The U.S. Mint reported sales of gold coins to the public of 167,500 ounces so far in April, the highest level since May 2010, Barclays said in a note to clients.
"This highlights the dichotomy that has developed between retail and institutional investors," the bank said.
Analysts said they see the gold price gains as short-lived, however, as inflation, a key price driver, shows signs of easing in big economies.
Investors say it is likely that the U.S. Federal Reserve could soon end its bond-buying programme, which could ease inflationary pressure.
"Sure, the market is vulnerable to intense short covering ... while many physical players see these prices as very attractive indeed and will chase price dips," VTB analyst Andrey Kryuchenkov said. "However, we still believe the market went through a fundamental shift and that a sustained rebound ...is very unlikely."
Kryuchenkov said persistent physical interest is needed to support the metal at a time when investors prefer to stay away from the market.
Gold prices thrive in a high-inflation, low-interest rate environment, because this reduces the opportunity cost of holding a metal that pays no yield.
It had rallied to an 11-month high in October last year after the Fed announced its third round of aggressive economic stimulus, raising fears the central bank's money-printing to buy assets would stoke inflation.
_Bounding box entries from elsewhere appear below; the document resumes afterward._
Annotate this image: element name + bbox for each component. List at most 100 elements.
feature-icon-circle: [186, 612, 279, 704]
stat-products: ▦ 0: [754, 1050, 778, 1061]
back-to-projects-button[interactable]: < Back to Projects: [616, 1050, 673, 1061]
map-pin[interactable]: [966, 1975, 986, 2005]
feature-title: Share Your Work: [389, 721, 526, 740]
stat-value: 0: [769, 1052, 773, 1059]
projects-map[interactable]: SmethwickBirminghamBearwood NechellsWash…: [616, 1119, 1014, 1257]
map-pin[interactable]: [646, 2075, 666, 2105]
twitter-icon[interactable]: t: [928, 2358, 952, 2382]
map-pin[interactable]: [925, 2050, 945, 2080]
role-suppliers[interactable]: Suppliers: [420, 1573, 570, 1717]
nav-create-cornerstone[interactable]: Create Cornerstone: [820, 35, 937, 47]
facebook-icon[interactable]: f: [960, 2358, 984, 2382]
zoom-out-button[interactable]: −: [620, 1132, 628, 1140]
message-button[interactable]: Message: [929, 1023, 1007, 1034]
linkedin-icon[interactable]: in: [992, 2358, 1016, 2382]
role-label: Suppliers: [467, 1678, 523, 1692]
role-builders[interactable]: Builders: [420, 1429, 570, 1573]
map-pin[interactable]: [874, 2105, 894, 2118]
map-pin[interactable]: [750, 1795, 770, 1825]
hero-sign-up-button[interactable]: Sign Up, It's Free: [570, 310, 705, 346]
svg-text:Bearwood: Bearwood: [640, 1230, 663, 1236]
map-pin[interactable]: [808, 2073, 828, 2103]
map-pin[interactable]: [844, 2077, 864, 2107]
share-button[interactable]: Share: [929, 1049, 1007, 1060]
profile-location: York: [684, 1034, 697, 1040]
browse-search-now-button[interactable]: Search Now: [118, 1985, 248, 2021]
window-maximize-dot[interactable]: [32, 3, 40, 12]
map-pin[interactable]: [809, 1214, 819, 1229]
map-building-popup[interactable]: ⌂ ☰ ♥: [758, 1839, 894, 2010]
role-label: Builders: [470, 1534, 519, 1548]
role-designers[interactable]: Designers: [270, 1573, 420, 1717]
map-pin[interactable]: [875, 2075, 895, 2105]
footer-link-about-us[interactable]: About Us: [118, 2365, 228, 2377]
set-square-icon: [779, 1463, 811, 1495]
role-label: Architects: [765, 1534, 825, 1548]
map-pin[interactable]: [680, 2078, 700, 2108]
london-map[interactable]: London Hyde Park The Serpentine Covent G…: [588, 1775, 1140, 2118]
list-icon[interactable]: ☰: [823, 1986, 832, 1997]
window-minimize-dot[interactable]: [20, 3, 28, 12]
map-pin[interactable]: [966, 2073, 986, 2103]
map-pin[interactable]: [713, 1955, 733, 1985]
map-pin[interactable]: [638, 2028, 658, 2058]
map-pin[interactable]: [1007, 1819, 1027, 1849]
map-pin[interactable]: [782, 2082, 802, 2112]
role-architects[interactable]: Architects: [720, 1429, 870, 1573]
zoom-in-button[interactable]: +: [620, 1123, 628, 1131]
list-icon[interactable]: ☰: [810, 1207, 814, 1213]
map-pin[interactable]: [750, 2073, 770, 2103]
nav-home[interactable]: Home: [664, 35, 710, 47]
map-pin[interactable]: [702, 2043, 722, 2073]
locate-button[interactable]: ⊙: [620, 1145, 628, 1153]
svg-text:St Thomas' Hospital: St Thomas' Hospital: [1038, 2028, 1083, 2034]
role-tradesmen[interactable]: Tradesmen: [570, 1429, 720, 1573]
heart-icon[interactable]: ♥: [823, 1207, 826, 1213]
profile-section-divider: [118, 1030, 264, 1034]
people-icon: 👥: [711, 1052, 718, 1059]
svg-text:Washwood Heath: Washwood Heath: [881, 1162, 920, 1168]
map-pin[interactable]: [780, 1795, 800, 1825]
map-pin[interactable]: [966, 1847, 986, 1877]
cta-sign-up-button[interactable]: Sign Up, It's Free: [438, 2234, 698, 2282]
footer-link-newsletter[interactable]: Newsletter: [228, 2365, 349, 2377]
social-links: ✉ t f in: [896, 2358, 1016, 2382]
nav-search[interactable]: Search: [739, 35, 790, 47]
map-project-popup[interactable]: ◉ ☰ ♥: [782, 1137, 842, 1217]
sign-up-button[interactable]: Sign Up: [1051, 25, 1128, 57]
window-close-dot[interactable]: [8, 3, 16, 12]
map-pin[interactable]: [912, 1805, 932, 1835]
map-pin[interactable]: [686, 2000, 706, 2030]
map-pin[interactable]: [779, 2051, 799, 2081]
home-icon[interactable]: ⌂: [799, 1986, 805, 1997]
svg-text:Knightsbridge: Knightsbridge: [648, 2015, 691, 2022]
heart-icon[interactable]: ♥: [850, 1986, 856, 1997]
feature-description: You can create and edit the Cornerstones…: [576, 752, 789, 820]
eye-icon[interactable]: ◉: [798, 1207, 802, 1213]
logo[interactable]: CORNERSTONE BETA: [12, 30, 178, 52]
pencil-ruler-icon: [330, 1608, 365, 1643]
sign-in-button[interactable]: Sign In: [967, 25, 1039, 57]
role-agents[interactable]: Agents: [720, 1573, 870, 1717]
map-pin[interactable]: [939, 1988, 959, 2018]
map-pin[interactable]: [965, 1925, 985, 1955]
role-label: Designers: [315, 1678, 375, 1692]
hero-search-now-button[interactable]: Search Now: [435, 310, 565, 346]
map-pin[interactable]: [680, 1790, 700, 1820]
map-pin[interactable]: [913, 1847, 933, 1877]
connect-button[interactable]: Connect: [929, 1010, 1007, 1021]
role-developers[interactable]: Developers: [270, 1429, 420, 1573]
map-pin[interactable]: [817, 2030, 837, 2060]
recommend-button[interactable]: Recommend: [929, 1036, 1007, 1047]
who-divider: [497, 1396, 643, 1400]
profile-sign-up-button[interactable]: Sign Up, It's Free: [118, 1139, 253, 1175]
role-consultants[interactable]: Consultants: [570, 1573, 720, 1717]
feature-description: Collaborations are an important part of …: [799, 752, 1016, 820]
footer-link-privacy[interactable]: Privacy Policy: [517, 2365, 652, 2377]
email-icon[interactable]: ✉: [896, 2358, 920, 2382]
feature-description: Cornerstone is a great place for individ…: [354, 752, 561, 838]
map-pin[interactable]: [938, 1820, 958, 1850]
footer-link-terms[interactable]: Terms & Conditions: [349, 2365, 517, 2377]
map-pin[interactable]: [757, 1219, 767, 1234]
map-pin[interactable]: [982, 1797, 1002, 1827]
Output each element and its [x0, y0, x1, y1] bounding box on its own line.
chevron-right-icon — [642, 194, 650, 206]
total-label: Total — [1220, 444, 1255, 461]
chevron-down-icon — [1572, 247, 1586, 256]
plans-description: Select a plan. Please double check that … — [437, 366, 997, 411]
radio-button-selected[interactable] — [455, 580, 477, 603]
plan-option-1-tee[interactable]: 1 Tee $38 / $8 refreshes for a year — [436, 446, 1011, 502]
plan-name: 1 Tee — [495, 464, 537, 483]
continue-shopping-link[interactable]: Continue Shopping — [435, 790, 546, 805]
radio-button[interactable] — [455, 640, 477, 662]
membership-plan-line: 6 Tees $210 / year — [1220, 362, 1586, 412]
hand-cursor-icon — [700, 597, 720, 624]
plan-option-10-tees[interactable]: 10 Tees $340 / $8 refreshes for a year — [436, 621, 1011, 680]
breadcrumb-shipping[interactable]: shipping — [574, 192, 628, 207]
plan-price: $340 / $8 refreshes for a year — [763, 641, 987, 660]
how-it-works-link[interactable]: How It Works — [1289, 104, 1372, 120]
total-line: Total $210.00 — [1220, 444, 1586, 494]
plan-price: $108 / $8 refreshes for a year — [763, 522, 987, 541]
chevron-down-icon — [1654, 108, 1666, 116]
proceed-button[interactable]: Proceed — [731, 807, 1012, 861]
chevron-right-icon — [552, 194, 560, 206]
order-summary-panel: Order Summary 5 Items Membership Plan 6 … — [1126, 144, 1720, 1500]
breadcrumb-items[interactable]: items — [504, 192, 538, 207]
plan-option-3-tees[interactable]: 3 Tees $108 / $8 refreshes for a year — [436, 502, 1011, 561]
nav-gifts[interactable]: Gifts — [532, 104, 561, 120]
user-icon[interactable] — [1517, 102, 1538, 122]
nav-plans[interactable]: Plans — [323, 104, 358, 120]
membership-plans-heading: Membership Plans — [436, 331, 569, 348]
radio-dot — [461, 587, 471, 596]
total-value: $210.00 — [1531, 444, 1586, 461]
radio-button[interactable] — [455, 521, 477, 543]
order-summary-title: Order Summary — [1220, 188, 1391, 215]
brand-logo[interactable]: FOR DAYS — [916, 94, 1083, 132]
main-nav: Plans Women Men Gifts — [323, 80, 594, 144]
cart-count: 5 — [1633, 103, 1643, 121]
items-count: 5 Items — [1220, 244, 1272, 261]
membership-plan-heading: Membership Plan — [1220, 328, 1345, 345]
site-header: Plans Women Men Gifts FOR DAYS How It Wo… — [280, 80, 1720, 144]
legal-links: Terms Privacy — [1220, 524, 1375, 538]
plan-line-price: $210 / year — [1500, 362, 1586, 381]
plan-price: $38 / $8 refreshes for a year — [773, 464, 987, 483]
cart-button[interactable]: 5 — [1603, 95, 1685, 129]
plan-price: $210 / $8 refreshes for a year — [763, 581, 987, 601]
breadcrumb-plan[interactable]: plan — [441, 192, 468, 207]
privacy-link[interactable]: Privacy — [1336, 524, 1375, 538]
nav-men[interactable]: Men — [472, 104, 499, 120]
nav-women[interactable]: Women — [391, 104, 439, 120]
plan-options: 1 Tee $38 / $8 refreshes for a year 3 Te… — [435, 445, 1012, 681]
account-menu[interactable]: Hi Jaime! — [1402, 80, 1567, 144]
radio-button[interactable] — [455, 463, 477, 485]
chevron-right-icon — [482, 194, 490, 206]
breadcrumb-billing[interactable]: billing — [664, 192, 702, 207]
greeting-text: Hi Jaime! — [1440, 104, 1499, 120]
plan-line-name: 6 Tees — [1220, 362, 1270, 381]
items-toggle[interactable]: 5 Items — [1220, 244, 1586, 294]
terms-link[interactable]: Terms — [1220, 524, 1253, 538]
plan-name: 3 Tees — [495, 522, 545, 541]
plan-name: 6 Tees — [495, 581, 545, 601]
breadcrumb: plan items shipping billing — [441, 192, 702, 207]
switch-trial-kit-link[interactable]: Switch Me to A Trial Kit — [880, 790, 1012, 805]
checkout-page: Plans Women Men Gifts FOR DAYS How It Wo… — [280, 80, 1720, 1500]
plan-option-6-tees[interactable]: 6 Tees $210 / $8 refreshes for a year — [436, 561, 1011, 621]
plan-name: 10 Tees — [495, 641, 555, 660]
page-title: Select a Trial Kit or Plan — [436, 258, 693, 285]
U.S. gold futures hit an intraday high of $1,438.80 an ounce on Monday from the previous close of $1,395.60. The June delivery settled $25.60 higher at $1,421.20 per ounce.
Holdings of the largest gold-backed exchange-traded-fund, New York's SPDR Gold Trust, dropped 0.88 percent on Friday to their lowest level since March 2010.
Outflows from exchange-traded funds could indicate that investors are parking their money in assets other than gold, but last week's trading data from the United States also showed that funds had injected new money into gold futures.
Hedge funds and money managers raised their net longs in gold futures and options in the week to April 16, a report by Commodity Futures Trading Commission (CFTC) showed on Friday, as new money entered the market at lower prices.
"Given the speed and magnitude of the price decline on Friday and Monday (of last week), which is captured within these data, it would appear any positions of size that were instigated were quickly closed, whether it was long liquidation followed by fresh longs at lower levels or fresh shorts covered subsequently," Barclays said in a note to clients.
Gold prices have come under pressure in part due to a plan by Cyprus, unveiled this month, to sell excess gold reserves to raise around 400 million euros ($523 million), which led to speculation that other indebted euro zone countries might follow suit.
In other markets, the dollar strengthened towards the yen and the euro, while shares rose after the G20 accepted Japan's bold stimulus policies, helping to counter the gloom over the global growth outlook.